The Reformation Rescued the Gospel
By R. C. Sproul
Reformation

Editor’s Note: This piece was originally published in 2017.

In the old city of Geneva, Switzerland, there’s a lovely park adjacent to the University of Geneva, close to the church where John Calvin preached and taught daily. The park contains a lasting memorial to the 16th-century Protestant Reformation. The central feature is a magnificent wall adorned with statues of Calvin, John Knox, Huldrych Zwingli, Theodore Beza, and others. Chiseled into the stone are the Latin words Post tenebras lux (“After darkness, light”).

These words capture the driving force of the Reformation. The darkness referred to is the gospel’s eclipse in the late Middle Ages. A gradual darkening reached its nadir, and the light of the doctrine of justification by faith alone was all but extinguished.

Fuel for Fire

The Reformation firestorm was fueled by the most volatile issue ever debated in church history. The church had faced severe crises in the past, especially in the fourth and fifth centuries when the nature of Christ was at stake. The Arian heresy of the fourth century culminated in the Council of Nicea and the Nicene Creed. The fifth century witnessed the church’s struggle against the monophysite and Nestorian heresies that resulted in the Council of Chalcedon’s clear declaration of the humanity and deity of Christ. Since Nicea and Chalcedon, the ecumenical decisions of these councils have served as benchmarks for historic Christian orthodoxy. The doctrines of the Trinity and the union of Christ’s divine and human natures have since been regarded, almost universally, as essential tenets of the Christian faith.

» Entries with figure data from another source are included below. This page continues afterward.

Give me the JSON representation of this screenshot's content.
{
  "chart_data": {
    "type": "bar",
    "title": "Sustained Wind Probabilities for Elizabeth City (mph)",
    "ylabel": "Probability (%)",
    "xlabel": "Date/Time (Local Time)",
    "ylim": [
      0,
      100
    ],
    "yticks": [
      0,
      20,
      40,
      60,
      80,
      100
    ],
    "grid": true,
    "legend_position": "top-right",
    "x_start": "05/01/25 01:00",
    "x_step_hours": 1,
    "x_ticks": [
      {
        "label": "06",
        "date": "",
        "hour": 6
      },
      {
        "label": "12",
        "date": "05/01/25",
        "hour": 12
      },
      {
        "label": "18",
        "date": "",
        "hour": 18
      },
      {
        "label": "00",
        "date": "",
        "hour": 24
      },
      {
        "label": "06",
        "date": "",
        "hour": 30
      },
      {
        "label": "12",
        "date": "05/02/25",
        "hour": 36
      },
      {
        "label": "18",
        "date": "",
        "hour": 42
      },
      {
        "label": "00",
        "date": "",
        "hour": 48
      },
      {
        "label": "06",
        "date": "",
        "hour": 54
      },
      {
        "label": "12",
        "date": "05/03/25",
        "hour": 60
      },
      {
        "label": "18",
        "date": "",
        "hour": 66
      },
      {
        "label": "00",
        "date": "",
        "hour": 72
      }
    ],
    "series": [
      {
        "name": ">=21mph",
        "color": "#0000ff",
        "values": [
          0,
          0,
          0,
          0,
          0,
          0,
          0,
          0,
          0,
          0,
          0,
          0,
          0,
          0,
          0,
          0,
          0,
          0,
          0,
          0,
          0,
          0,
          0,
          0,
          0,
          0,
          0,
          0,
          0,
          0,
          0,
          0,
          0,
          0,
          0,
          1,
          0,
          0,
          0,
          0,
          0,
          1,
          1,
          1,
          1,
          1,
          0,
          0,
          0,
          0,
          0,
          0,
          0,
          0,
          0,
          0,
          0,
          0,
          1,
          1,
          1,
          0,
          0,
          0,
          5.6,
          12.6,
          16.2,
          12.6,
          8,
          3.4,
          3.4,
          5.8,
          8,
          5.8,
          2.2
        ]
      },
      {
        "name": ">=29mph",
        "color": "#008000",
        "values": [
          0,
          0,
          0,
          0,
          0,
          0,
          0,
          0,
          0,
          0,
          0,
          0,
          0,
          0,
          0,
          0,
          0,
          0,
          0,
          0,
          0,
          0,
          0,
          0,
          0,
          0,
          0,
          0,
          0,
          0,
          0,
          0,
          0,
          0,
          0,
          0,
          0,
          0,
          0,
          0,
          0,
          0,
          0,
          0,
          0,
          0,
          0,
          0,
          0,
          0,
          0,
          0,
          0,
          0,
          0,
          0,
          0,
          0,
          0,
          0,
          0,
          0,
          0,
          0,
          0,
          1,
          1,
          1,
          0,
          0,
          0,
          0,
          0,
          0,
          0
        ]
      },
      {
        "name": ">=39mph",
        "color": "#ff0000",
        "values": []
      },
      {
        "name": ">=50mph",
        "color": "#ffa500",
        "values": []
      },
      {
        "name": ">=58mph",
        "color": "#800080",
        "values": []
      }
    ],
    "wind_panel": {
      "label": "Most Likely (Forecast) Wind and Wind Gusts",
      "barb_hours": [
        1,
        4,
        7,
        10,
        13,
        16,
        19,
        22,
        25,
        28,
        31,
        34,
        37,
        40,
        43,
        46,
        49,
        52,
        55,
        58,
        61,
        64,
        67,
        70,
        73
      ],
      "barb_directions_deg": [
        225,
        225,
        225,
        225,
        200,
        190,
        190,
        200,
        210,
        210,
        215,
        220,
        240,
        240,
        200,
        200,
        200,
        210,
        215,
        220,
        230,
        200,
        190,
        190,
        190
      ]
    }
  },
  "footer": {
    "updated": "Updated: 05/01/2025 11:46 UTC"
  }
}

Every generation throughout church history has seen doctrinal struggles and debates. Heresies of every conceivable sort have plagued the church and provoked fierce argument, even schism.

But no doctrinal dispute has ever been contested more fiercely or with such long-term consequences as the one over justification. There were other ancillary issues debated in the 16th century, but none so central or so heated as this.